Quindi il Comune di Rimini si è appellato al Consiglio di Stato. Arriviamo così all’ordinanza di una decina di giorni fa. Cosa dice in sostanza? Che il 21 luglio prossimo è in programma una udienza straordinaria che dovrà trattare ben 75 appelli pendenti presso la sezione quarta del Consiglio di Stato e proposti nell’anno 2014, in aggiunta agli appelli da definire sulla base dei ruoli ordinari d’udienza. Quelli ancora pendenti e da decidere sono 280, sempre del 2014. Una mole di lavoro gigantesca, tenuto conto del numero dei magistrati assegnati alla sezione, per cui occorre valutare quali debbano essere i 75 appelli da fissare, su 280, per il 21 luglio.
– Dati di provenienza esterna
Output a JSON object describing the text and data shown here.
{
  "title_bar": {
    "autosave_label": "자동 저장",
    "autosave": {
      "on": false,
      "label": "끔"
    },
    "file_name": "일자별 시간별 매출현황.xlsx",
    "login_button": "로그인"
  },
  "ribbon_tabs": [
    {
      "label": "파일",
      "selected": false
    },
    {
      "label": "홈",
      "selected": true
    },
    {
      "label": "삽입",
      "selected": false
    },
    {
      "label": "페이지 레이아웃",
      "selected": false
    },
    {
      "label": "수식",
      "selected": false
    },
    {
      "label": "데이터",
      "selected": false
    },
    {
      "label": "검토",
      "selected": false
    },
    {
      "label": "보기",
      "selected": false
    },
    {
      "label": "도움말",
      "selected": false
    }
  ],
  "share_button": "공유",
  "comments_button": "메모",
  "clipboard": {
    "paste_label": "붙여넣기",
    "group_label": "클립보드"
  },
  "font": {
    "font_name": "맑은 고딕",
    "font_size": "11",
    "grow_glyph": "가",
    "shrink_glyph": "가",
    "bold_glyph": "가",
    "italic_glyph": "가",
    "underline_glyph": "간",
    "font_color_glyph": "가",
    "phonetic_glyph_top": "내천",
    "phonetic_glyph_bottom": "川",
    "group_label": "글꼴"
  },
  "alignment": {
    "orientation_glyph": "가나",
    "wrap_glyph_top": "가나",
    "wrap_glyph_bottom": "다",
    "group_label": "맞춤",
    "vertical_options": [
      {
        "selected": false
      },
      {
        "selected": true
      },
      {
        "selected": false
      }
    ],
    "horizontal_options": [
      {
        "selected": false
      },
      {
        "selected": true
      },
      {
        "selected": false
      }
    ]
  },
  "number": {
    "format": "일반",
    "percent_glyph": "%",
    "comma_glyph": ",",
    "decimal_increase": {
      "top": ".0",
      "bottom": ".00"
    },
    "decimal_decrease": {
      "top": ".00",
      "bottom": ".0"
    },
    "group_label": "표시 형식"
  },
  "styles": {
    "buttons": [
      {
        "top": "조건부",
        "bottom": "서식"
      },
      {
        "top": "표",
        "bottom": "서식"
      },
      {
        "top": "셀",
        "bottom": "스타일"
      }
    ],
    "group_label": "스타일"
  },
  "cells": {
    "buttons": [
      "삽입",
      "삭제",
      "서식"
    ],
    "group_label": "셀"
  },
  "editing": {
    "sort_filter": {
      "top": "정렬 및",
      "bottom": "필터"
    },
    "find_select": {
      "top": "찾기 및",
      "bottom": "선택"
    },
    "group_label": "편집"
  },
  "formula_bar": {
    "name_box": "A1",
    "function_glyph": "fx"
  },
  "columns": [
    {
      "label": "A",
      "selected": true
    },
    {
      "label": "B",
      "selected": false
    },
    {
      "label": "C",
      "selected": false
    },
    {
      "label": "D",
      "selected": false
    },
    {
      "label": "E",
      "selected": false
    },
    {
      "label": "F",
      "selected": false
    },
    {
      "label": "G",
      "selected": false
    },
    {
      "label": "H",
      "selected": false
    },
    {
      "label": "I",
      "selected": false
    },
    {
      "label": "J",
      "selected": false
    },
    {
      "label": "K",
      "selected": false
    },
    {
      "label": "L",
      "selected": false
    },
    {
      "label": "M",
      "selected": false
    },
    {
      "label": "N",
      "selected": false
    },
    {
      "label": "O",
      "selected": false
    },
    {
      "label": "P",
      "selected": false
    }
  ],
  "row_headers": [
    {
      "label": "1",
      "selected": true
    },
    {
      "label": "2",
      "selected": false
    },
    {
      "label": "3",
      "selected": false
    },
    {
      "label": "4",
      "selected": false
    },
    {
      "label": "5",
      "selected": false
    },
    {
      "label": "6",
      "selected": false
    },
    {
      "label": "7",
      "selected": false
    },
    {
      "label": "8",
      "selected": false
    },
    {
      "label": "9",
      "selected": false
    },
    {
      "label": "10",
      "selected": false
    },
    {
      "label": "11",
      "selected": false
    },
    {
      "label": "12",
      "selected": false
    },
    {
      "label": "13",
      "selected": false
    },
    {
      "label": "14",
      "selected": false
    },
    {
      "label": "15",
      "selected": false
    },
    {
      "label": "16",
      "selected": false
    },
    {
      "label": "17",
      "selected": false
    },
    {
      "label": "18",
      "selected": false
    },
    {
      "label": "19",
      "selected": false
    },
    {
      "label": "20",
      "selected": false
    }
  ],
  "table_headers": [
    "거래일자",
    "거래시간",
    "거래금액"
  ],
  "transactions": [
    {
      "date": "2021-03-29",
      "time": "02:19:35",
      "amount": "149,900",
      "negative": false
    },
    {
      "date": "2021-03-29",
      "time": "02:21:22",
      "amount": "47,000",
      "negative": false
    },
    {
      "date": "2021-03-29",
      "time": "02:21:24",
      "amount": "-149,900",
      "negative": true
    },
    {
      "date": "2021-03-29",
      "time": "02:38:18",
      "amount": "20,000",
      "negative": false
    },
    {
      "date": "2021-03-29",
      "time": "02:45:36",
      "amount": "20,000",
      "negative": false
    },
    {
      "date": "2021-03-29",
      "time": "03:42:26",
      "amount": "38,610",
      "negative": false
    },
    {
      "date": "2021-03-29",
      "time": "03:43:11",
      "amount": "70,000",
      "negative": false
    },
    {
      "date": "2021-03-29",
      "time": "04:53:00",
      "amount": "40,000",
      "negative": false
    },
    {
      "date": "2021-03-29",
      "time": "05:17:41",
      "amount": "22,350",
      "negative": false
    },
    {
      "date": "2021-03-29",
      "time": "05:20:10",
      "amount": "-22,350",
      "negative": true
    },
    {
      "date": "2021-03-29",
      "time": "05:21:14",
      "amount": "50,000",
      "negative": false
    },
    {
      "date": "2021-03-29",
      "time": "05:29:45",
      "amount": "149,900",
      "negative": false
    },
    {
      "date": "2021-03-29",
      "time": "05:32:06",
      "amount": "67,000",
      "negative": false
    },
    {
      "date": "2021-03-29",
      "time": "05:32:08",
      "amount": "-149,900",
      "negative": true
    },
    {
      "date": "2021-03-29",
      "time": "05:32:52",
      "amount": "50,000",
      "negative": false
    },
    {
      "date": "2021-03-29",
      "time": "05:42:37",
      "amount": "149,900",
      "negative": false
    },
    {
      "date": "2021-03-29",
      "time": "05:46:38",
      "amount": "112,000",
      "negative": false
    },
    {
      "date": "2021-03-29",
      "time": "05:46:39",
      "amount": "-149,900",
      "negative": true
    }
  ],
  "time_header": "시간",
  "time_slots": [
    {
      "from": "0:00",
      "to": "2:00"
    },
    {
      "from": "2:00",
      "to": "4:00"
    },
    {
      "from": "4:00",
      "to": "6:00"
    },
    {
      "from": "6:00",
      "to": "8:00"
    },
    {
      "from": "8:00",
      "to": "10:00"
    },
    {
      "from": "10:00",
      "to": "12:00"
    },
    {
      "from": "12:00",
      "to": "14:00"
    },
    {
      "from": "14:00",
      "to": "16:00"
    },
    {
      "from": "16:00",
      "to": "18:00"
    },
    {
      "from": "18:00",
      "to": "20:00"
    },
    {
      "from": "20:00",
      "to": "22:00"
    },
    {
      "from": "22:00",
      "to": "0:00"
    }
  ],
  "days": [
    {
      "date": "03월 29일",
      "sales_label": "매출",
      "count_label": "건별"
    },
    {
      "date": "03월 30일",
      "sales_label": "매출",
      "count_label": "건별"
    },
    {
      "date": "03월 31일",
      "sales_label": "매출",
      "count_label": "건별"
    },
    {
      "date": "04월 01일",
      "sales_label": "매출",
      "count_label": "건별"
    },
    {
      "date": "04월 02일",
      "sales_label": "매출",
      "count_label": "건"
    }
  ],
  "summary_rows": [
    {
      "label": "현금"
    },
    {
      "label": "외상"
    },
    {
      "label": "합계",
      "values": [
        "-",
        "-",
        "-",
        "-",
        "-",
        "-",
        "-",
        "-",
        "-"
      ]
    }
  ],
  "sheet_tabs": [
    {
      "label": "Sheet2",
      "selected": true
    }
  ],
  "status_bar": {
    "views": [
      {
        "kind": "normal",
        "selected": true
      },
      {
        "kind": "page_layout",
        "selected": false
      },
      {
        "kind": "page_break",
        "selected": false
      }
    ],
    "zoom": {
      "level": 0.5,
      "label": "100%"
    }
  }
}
Per farlo il Consiglio di Stato vuole acquisire tutta una serie di elementi di valutazione, a partire da uno basilare: c’è ancora interesse a proseguire questa querelle, oppure le parti in causa rinunciano alla materia del contendere? Entro il termine di 30 giorni le parti dovranno rispondere a questo ed altri quesiti e depositare la relativa documentazione.
E’ una delle tante incertezze che gravano sulla nuova questura, che il progetto delle case popolari non sembra però considerare, visto che ipotizza un Programma integrato di edilizia residenziale sociale che si sviluppa come se “planasse” su un’area vergine. Non è l’unica stranezza di quel Programma, che va a mettere le mani in zona stadio, oppure colloca un palazzo di 12 piani per uffici comunali, un centro commerciale e una quantità di alloggi, prevedendo in tutto appena 356 posti auto più altri 200 in zona stadio. E’ vero che 20 alloggi Erp su 24 avrebbero il box auto (quindi nemmeno tutti), ma 356 non sarebbero nemmeno sufficienti per rispondere alla richiesta di stalli legata agli uffici comunali. Per non parlare dei 200 per uno stadio di quasi 10mila posti. Da ultimo, su questa operazione legata alla delibera di giunta del 17 febbraio scorso non è stato previsto nulla in bilancio. Chi espropria, con quali soldi, chi fa cosa? Non a caso qualcuno ha già sentenziato: “non è fattibile“.